Apply early. Even though the deadline of an ad is a month away, submit an application a week after it’s opened. The earlier you apply, the better your position is in the slush pile; the fourth application is going to be more memorable than the fortieth one. This also shows initiative to a potential employer. Make sure your cover letter and resume have been customized to address the specific needs/requirements of the position; use their key words, express interest and knowledge about their organization.
If possible, be willing to apply for contract and part-time work. There’s always a possibility that you could get extended or your position is turned full-time/permanent. Consider applying outside of your geographical comforts. Also apply to alternative occupations within the field (i.e. other than libraries).
Even if you think you’re underqualified, apply anyway. The requirements on job ads are usually just an ideal for the organization.
Signup for listservs, as they usually send out job postings in their emails.

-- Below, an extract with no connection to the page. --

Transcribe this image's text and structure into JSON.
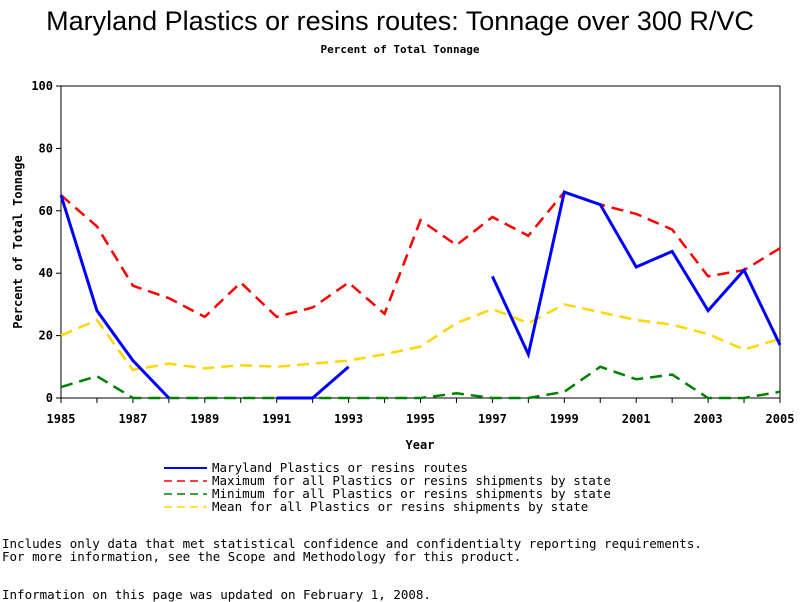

The following are jobsites that I’d recommend (this is not an exhaustive list):
While you’re practicing for your interviews, there are plenty of resources that can help you prepare. I personally recommend What Color is Your Parachute? and this Library Interview Question ‘Database.’
You will need to continuously stay in the loop about the developments in the field and learn new skills.
Associations have various events that take place, including workshops and webinars. I recommend attending those events, if you can. Conferences are also a great way to stay up to date and develop professionally.
MOOCs are free online classes that can be a valuable resource for information professionals. I, personally, look forward to taking some technical classes offered by lynda.com. Other free sites I would recommend would be Codecademy, Open 2 Study and Open Culture.
The Partnership occasionally offers free webinars.
Overall, I enjoyed my experience at Western’s MLIS program. Entering the program pushed me to do a lot of new things that I hadn’t done before and forged friendships that will last a lifetime.
I hope that you, dear reader, have been informed about Western’s program and can make the appropriate choices to forge your own successful path through the information field.